As a child, I attended public school. I didn’t have a choice, it was all my parents could afford, there was zero chance with my parent’s financial status that I’d ever get to go to private school. Even attending public school, I thrived as a student. We lived in a good school district in the state of New York, and public schools were well-funded in the 1970s. My public school was almost completely homogeneous. As someone else described it to me, my elementary school was “all-white, made up of Italians, Irish and Jewish kids”. My sisters and I were the only non-white kids in our elementary school. Generally there was no racial tension other than the occasional degrading remark about our lunches or our last name.
Fast forward almost forty years and then it was my turn to enroll my own daughter for elementary school, I was a big proponent of sending her to public school and I didn’t even give a second thought to the racial make-up of the school she would be attending.
We visited our local public elementary, and we enrolled her. First grade was promising, we loved her teachers and she seemed to thrive, even with the few problems we did encounter. Second grade was equally satisfying, but we could start to see the issues that did exist continue to fester.
Additional programs seemed to disappear each year with funding to public schools being cut year after year. Field trips for students seemed to get fewer and fewer each year. By the time third grade came around, there were no field trips that year. And it was third grade, where we encountered “the straw that broke the camel’s back“. By the time third grade was half over, we realized there was something seriously wrong.
Our daughter was completely bored, and she hadn’t learned anything new the entire first half of the school year. The teacher was too busy covering second grade again for those students who didn’t grasp it the first time around, and he wasn’t finding time to deliver new materials to those students who did get it. By the time enrollment for fourth grade came around, we started discussing options. We could try and apply for a different public school in the district (a tough proposition with no guarantees), or we could pull her out and put her into a private school.

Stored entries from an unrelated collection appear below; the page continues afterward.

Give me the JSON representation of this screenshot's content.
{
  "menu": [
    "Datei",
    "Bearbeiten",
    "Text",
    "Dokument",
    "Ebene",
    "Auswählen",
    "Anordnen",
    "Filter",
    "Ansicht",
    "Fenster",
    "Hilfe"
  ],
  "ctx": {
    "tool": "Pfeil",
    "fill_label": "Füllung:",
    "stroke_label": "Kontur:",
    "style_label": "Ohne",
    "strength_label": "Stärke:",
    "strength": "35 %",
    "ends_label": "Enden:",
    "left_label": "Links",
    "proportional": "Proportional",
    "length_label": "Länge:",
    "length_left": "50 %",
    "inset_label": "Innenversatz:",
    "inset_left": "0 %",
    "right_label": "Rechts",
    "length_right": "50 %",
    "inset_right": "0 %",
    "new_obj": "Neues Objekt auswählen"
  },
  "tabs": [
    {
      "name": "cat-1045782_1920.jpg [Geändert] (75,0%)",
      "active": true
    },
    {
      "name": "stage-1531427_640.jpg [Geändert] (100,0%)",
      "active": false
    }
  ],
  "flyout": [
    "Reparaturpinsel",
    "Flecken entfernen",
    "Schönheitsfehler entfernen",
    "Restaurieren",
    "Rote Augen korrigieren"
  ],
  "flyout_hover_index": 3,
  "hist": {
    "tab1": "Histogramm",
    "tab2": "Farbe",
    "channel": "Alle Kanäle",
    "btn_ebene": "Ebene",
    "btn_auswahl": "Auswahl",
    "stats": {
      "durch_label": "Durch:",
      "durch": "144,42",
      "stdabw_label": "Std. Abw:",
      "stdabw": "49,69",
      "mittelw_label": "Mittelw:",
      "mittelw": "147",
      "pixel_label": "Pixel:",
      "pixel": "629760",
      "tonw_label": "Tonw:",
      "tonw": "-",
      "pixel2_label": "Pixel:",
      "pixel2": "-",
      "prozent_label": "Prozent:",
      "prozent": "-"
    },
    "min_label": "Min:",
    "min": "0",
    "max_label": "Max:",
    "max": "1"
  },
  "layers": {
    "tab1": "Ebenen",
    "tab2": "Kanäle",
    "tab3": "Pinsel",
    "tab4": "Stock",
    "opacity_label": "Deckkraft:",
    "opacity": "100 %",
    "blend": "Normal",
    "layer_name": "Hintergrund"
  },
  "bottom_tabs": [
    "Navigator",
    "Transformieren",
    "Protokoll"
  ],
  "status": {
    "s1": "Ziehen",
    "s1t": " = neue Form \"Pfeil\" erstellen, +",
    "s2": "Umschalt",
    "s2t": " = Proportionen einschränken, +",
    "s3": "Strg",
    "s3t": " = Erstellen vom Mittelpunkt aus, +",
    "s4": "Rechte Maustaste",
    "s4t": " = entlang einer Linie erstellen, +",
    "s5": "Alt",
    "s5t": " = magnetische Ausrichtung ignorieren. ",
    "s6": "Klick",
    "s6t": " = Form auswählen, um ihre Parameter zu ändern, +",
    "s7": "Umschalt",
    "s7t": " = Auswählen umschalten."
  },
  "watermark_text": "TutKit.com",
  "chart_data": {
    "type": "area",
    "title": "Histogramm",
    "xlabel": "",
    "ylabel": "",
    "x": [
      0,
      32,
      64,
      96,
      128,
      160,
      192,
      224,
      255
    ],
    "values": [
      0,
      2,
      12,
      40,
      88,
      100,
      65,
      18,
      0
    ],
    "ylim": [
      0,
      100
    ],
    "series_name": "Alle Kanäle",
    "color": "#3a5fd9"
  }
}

We investigated various private schools and settled one where she was tested for proficiency (and no surprise, she was deficient in third grade knowledge), and where she got to try out the school for a day. She loved the one day she sat in on the new school. We thought it was going to be an uphill battle to convince her to switch schools, but she actually asked to go to the new school after visiting. We had our work cut out before she started fourth grade. She had to learn everything she missed in her third grade year, a daunting task with only one summer to do it in. We did our best and this past fall she entered fourth grade in a private school, something I swore would never happen back when she was a toddler.
At this point you’re probably wondering what any of this has to do with the title of the piece, “The Racial Divide Between Elementary Schools”. If you recall, I mentioned that when we enrolled our daughter in public school, I didn’t give a second thought to the racial make up of the school. To me, it was just what it was, something that existed and that I had no control over.
But, the difference in racial makeup of my daughter’s two schools was something that hit me in the face when she started her new school. It was immediately and obviously different. Just to get this right, I looked up the statistics on Great Schools. Her public elementary school is 42% Hispanic, 28% White, 18% Asian, 3% mixed race, and 2% Black. If you look at the statistics of her new private elementary, it is different, but not so much that you’d think that much of it. Her new private school is 55% Asian, 30% White, 13% mixed race, 2% Black and 1% Hispanic.
The rest of what I’m going to say is based on observation not actual statistics, so I might be a little off, and don’t mean to offend by my statements. The way I’d actually describe the public elementary school would have been that it’s mostly Hispanic, Vietnamese, Cambodian, Hmong and White. The way I’d describe the private school she goes to now is that it’s made up of Asian Indians, Chinese, Russian, and those of Jewish background. Why do I bring any of this up? I think the racial divide between these schools only helps to drive and continue to enforce the economic divide that exists between these ethnic groups. I’ve written about the income disparity between Asian American sub-groups in a separate, previous 8Asians article.
I don’t know what can be done to help the children of the ethnic sub-groups that go to public schools, and I certainly am disappointed that we weren’t more successful with our own experience in our local public school. I never thought that I’d be the one with a child in private school. But I am glad she’s finally excited about school again, and looks forward to attending every day.
As a final footnote to this, for those of you that are interested, I am happy to report that there really has been no difference at all in the reaction of the teachers, students and other parents on finding out that our daughter has two dads. Everyone has been great and supportive. So at least in that respect, I can say that for tolerance, public and private schools have been an equal experience.